L’autre jour, en me transmettant un chant breton, Jean-Pierre m’a rappelé que lorsque j’étais enfant, ma mère nous fredonnait les airs d’un auteur breton… «C’est quoi déjà ? Ah oui c’est La Paimpolaise. Comment s’appelait l’auteur de cette chanson ? Maman nous l’avait bien souligné, les chansons de ?» Puis le nom de ce chantre traditionnel m’est revenu : «C’est Théodore Botrel.» Wow, j’ai réussi à me rappeler ce nom et aussi quelques mots de cette belle et douce chanson : «J’aime Paimpol et sa falaise qui m’attend au pays breton». Puis il y avait cette autre chanson dans laquelle l’invité vagabond sortait son long couteau durant la nuit, en nous laissant entendre mystérieusement qu’il va s’en prendre à son hôte alors qu’il le plante dans la miche de pain. Oui Botrel a fait partie des poètes dont nous parlait ma mère au temps de mon enfance. Oui ces mélodies d’autrefois me rendent nostalgique, car elles enveloppent un pan doucereux, agréable de mes jeunes années. Alors, je me suis mis à réfléchir à ce qu’est la mémoire car la mémoire nous fait ainsi, à l’occasion, de beaux cadeaux.
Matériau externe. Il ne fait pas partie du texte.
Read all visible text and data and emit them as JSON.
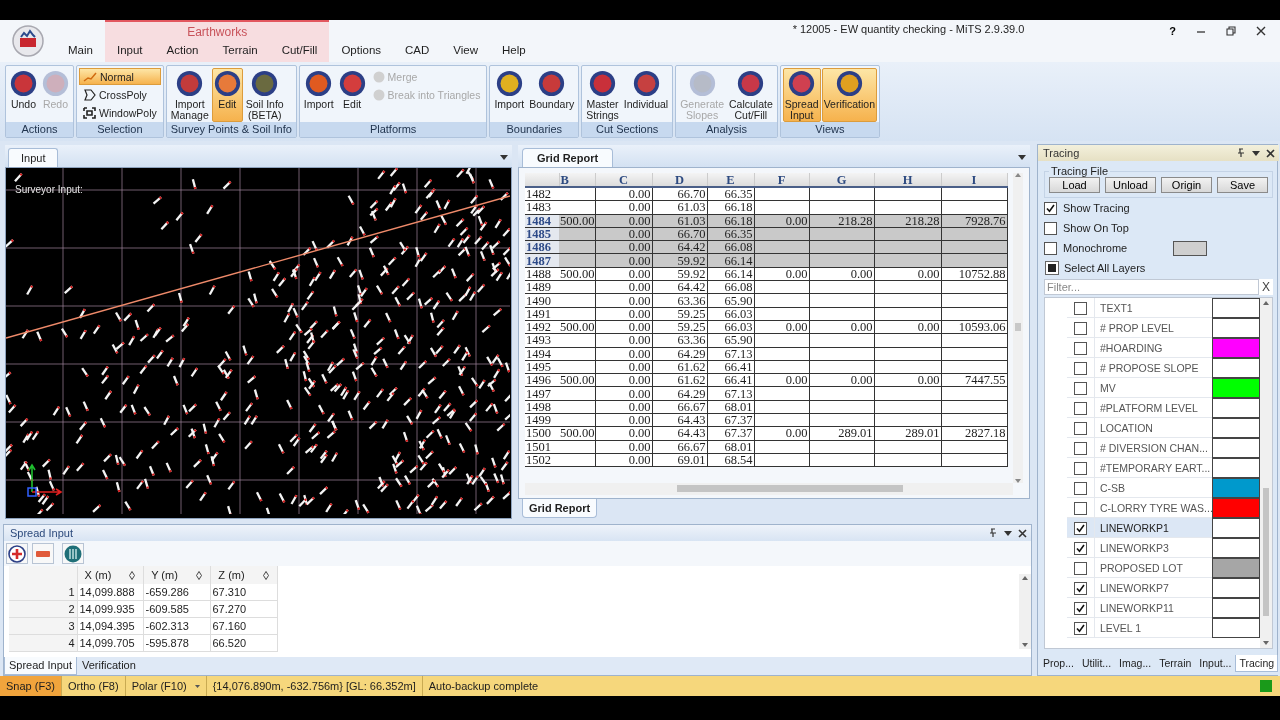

En vieillissant, nous avons fréquemment des pertes de mémoire ou encore nous avons des blancs de mémoire. C’est toujours inquiétant. Dans le contexte social actuel, on est vite sur la gâchette pour dire : «Il est Alzheimer.» Oublier quelque chose, ne pas se rappeler de tel ou tel mot, cela peut être, en effet, un signe de cette maladie mais pas nécessairement. Alors, il me faut, avec mes 89 ans, ne pas paniquer et périodiquement me dire que je ne suis pas Alzheimer même s’il m’arrive d’oublier des mots ici et là. Pour m’en convaincre, j’ai développé ma stratégie personnelle. Au lieu d’aller m’enquérir du mot soit sur mon ordinateur, soit ailleurs, j’ai décidé d’attendre, de laisser mon cerveau se débrouiller par lui-même et étonnamment, la plupart du temps, le mot me revient comme par magie. Alors, c’est la joie de retrouver un objet perdu. Pour ne pas perdre ce mot à nouveau, je me fixe un point de repère ; par exemple par quelle lettre il commence ou autre chose. Ainsi, j’oubliais constamment le nom d’une artère de Joliette, le boulevard Antonio Barrette. Pourquoi ? Je ne saurais le dire, mais j’ai retenu qu’il commençait par A et par B et depuis ce temps le nom de cette voie urbaine me revient facilement à l’esprit. Oui notre cerveau est comme un muscle qu’il faut faire fonctionner régulièrement pour le maintenir en bon état.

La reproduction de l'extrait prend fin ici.